Shq64 is like a super-efficient fingerprinting system for your data. It creates a tiny, fixed-size code that tells you how similar two pieces of information are, without revealing the original data or causing accidental matches in your search results.

Shq64: SimHash Variant for Similarity Preservation

Overview

Shq64 (SimHash QuadB64) is a compact, similarity-preserving hash encoding that combines the power of locality-sensitive hashing with position-safe encoding.

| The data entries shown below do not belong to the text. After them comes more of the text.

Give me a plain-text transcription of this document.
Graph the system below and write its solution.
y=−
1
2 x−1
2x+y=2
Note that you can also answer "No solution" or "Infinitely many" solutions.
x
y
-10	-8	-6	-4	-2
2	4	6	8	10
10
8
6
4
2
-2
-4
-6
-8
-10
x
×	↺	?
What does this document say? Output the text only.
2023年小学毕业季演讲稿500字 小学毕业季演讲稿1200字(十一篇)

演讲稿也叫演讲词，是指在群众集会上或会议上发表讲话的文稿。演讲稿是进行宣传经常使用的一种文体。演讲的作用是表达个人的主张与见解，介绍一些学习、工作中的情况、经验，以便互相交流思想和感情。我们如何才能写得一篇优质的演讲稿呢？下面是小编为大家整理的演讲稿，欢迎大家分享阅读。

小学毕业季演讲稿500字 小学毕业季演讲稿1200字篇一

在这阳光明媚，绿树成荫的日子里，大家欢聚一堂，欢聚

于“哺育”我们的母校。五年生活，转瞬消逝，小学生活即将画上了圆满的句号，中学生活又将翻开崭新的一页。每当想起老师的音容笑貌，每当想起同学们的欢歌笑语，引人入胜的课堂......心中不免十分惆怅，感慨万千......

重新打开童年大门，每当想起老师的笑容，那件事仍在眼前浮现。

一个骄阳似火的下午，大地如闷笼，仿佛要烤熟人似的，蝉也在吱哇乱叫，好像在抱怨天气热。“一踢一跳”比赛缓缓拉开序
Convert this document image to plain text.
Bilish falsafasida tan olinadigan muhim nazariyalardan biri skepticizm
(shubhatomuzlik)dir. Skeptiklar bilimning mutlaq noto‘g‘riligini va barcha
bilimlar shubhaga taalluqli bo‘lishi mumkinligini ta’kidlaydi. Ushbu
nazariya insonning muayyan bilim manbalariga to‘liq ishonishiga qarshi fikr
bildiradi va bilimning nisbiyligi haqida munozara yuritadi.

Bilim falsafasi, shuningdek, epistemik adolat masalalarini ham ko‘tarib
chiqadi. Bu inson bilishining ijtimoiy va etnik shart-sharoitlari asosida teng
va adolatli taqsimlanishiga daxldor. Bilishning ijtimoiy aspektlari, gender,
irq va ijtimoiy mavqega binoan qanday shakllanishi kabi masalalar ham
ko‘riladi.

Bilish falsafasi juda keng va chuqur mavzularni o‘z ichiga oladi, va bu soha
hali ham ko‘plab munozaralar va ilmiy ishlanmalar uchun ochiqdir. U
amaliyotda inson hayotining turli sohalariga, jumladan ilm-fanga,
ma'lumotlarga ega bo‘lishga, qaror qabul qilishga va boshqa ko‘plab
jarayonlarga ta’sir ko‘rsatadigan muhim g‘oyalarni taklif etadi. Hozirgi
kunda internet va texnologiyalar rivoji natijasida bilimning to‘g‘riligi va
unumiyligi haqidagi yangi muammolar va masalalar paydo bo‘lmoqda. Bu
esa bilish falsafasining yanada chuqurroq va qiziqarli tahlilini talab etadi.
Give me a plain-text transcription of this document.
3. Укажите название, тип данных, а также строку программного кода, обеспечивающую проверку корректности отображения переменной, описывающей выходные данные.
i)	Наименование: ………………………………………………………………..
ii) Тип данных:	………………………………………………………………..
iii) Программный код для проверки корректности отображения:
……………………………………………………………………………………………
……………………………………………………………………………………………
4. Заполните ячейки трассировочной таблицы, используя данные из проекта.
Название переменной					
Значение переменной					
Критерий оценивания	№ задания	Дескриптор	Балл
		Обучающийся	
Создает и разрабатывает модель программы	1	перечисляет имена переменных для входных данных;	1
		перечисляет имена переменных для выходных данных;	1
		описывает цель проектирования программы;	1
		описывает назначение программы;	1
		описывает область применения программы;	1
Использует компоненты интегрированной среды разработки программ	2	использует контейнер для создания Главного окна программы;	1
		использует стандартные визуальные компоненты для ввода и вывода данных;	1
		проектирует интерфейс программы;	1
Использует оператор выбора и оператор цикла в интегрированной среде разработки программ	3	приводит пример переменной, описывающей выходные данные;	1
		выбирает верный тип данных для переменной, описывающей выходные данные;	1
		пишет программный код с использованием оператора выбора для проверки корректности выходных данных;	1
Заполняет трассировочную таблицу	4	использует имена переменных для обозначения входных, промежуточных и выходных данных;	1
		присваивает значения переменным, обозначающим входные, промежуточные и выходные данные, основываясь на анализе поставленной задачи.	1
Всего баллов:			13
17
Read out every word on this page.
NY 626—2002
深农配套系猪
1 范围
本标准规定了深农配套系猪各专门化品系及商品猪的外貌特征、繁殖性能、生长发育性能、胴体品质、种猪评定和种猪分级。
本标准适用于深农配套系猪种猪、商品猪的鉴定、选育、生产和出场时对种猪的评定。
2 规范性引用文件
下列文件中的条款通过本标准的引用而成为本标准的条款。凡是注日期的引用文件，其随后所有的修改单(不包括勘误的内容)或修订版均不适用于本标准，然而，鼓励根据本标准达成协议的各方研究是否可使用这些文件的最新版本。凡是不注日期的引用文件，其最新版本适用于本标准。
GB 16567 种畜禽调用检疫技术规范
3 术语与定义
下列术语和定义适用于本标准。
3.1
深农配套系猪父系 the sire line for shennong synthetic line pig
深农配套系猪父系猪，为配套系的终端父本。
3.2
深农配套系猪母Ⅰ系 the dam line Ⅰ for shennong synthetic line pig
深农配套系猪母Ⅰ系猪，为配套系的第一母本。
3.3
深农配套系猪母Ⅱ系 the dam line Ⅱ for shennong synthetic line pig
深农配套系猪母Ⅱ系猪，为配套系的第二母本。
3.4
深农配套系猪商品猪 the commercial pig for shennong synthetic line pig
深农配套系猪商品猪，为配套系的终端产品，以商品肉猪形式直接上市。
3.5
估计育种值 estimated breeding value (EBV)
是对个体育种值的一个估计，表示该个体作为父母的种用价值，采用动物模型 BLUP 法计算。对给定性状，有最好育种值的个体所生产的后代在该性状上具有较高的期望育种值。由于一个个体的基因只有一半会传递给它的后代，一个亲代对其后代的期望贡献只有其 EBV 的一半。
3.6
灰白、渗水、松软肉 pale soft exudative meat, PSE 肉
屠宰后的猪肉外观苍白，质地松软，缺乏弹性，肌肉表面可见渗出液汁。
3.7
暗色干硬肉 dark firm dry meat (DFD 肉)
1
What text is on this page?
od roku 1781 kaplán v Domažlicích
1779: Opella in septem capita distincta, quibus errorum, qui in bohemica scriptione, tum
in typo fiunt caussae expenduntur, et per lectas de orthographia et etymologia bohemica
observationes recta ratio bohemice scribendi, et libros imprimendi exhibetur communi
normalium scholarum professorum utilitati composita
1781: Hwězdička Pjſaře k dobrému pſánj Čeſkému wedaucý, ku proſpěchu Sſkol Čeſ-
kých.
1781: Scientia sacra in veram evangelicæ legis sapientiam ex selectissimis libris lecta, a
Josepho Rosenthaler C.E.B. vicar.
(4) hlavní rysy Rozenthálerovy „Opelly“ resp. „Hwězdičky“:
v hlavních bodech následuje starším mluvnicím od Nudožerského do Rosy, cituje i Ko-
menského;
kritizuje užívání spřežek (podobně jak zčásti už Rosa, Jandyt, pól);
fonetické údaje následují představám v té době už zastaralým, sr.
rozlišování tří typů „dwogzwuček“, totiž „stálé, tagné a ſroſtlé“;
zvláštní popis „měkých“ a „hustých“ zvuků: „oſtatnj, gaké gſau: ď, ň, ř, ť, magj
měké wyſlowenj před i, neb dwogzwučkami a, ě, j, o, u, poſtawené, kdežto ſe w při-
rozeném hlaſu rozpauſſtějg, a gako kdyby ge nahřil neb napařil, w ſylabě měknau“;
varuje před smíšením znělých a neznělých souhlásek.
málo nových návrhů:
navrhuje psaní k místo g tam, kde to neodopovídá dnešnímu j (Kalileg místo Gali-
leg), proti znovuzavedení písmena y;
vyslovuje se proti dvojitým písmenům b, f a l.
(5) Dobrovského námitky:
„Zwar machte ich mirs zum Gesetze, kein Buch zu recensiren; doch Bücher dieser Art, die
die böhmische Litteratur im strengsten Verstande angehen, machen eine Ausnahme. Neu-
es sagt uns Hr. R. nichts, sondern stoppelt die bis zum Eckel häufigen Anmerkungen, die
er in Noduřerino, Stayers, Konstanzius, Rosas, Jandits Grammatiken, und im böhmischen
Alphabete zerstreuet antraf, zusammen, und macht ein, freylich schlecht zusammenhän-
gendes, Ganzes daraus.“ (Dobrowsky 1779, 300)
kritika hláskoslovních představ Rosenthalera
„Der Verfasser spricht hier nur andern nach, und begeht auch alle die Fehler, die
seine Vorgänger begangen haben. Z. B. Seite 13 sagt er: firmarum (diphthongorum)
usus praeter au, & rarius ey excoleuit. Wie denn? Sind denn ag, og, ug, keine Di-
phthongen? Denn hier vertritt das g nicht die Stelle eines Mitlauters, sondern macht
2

It produces a fixed 16-character output that maintains similarity relationships between inputs while preventing substring pollution.

Key Characteristics

  • Fixed Size: Always 16 characters (64 bits)
  • Similarity-Preserving: Similar inputs → similar hashes
  • Position-Safe: No false substring matches
  • Ultra-Fast: Optimized for high-throughput scenarios
  • One-Way: Not reversible (hash function)

How SimHash Works

The Algorithm

SimHash is a locality-sensitive hashing technique that preserves cosine similarity:

  1. Feature Extraction: Break input into features (shingles)
  2. Hash Features: Generate hash for each feature
  3. Weighted Sum: Accumulate weighted bit vectors
  4. Binarization: Convert to final hash
def simhash(data: bytes, num_bits: int = 64) -> int:
    # Initialize bit vector
    bit_vector = [0] * num_bits
    
    # Extract features (e.g., 4-byte shingles)
    for i in range(len(data) - 3):
        feature = data[i:i+4]
        
        # Hash the feature
        feature_hash = hash(feature)
        
        # Update bit vector
        for j in range(num_bits):
            if feature_hash & (1 << j):
                bit_vector[j] += 1
            else:
                bit_vector[j] -= 1
    
    # Binarize
    result = 0
    for j in range(num_bits):
        if bit_vector[j] > 0:
            result |= (1 << j)
    
    return result

Position-Safe Encoding

After generating the 64-bit SimHash, Shq64 applies position-safe encoding:

def encode_shq64(simhash_value: int) -> str:
    # Convert 64-bit hash to bytes
    hash_bytes = simhash_value.to_bytes(8, 'big')
    
    # Apply Eq64-style encoding with position safety
    encoded = encode_eq64(hash_bytes)
    
    # Result: 16 characters with dots
    # Example: "QRsT.UvWx.YZab.cdef"
    return encoded[:19]  # 16 chars + 3 dots

Usage Examples

Basic Usage

from uubed import encode_shq64

# Text similarity
text1 = "The quick brown fox jumps over the lazy dog"
text2 = "The quick brown fox jumps over the lazy cat"
text3 = "Python is a great programming language"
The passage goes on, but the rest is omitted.